After a nine-year streak of perfect ‘AAA’ bond ratings from the big three agencies, the city of San Antonio was recently slapped with its first credit downgrade in a decade. Fitch Ratings lowered the city’s bond rating from ‘AAA’ to “AA+’ to reflect what it describes as a lack of flexibility caused by the passage of Propositions B and C on last November’s ballot. The two other rating agencies, Moody’s and S&P, reaffirmed San Antonio’s ‘AAA’ bond rating of the city.
The adoption of Proposition B put in place cap San Antonio’s future city managers—limiting to them to eight years in office and capping the position’s compensation to “no more than 10 times the annual salary furnished to the lowest paid full-time city employee,” which amounts to approximately $300,000 per year.
With the passage of Proposition C, the International Association of Fire Fighters Local 624 was given unilateral authority to require the city to participate in binding arbitration. Prop. C serves as the main point of contention with the bond rating and is a byproduct of an on-going battle between the firefighters union and the city government. The proposition gives the union sole right to declare negotiations have stalled and to enter into binding arbitration.
Prop. C is driving “the city’s diminished expenditure flexibility” according to a December Fitch report:
Firefighters and police comprise the city’s largest expenditures, which have been expanding rapidly due to costly benefits. The city may opt to remain in the current firefighter CBA through 2024, during which time salaries remain flat, but Fitch believes longer-term workforce controls are materially weaker under a binding arbitration framework.
The San Antonio Fire & Police Pension Fund, in its most recent valuation report, released the recommended plan contribution at 31.48 percent of projected payroll, an increase of 0.94 percent of pay from the last valuation.

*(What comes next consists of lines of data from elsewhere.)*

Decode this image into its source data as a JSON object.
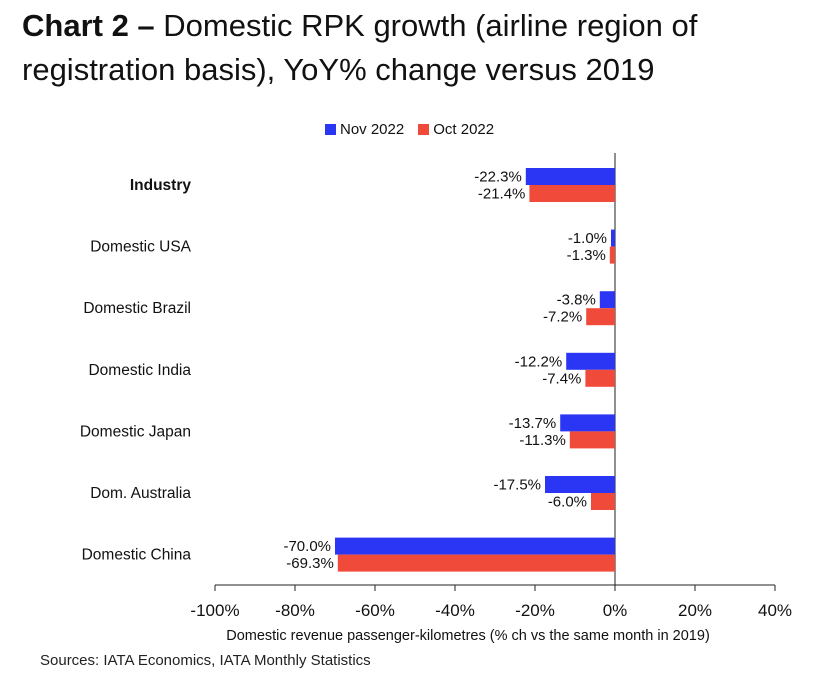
{
  "title": {
    "lead": "Chart 2 –",
    "rest": " Domestic RPK growth (airline region of registration basis), YoY% change versus 2019"
  },
  "source": "Sources: IATA Economics, IATA Monthly Statistics",
  "chart_data": {
    "type": "bar",
    "orientation": "horizontal",
    "title": "Domestic RPK growth (airline region of registration basis), YoY% change versus 2019",
    "xlabel": "Domestic revenue passenger-kilometres (% ch vs the same month in 2019)",
    "ylabel": "",
    "xlim": [
      -100,
      40
    ],
    "x_ticks": [
      -100,
      -80,
      -60,
      -40,
      -20,
      0,
      20,
      40
    ],
    "x_tick_labels": [
      "-100%",
      "-80%",
      "-60%",
      "-40%",
      "-20%",
      "0%",
      "20%",
      "40%"
    ],
    "grid": false,
    "legend_position": "top-center",
    "categories": [
      "Industry",
      "Domestic USA",
      "Domestic Brazil",
      "Domestic India",
      "Domestic Japan",
      "Dom. Australia",
      "Domestic China"
    ],
    "bold_categories": [
      "Industry"
    ],
    "series": [
      {
        "name": "Nov 2022",
        "color": "#2b36f5",
        "values": [
          -22.3,
          -1.0,
          -3.8,
          -12.2,
          -13.7,
          -17.5,
          -70.0
        ],
        "labels": [
          "-22.3%",
          "-1.0%",
          "-3.8%",
          "-12.2%",
          "-13.7%",
          "-17.5%",
          "-70.0%"
        ]
      },
      {
        "name": "Oct 2022",
        "color": "#f04a3a",
        "values": [
          -21.4,
          -1.3,
          -7.2,
          -7.4,
          -11.3,
          -6.0,
          -69.3
        ],
        "labels": [
          "-21.4%",
          "-1.3%",
          "-7.2%",
          "-7.4%",
          "-11.3%",
          "-6.0%",
          "-69.3%"
        ]
      }
    ]
  }
}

In real dollars, San Antonio saw its recommended contribution to the pension fund increase from $94.9 million to $99.1 million in 2017. Public Safety, which includes public fire and police services, required over 60 percent of the city’s general fund, according to the City Council’s adopted 2019 budget. This expense will most likely continue to grow since pension obligations are expected to continue increasing. With such a large portion of the city’s general fund now subject to binding arbitration, the rating downgrade came as little surprise to city leaders.
San Antonio City Manager Sheryl Sculley stated, “The ratings agencies told us earlier this year that, if passed, the propositions on the November ballot could severely limit our financial flexibility and operation of the city organization.”
Just before the November election, Reason Foundation Pension Integrity Project policy analyst Anil Niraula discussed the mounting costs pension debt is having on the budgets of cities in Texas and highlighted how credit downgrades like this one can make borrowing costs for future publicly-funded projects much more expensive to cities and taxpayers.
Relatedly, the Pension Integrity Project and Texas Public Policy Foundation recently released a joint report providing an overview of the Teacher Retirement System of Texas demonstrating how current funding policies and actuarial assumptions are diminishing solvency and exacerbating fiscal pressures in public education. As a result, the system’s unfunded liabilities hit $35.4 billion in 2017.
Whether it be local firefighters or state teachers, retirement promises that have been made to public employees should be kept. For Texas policymakers to be able to honor their long-term commitments to public servants, avoid credit downgrades, and prevent financial crises from growing, governments at all levels need to reduce risks to their retirement benefit systems by applying sound funding policies and actuarial assumptions that can help ensure long-run fiscal sustainability.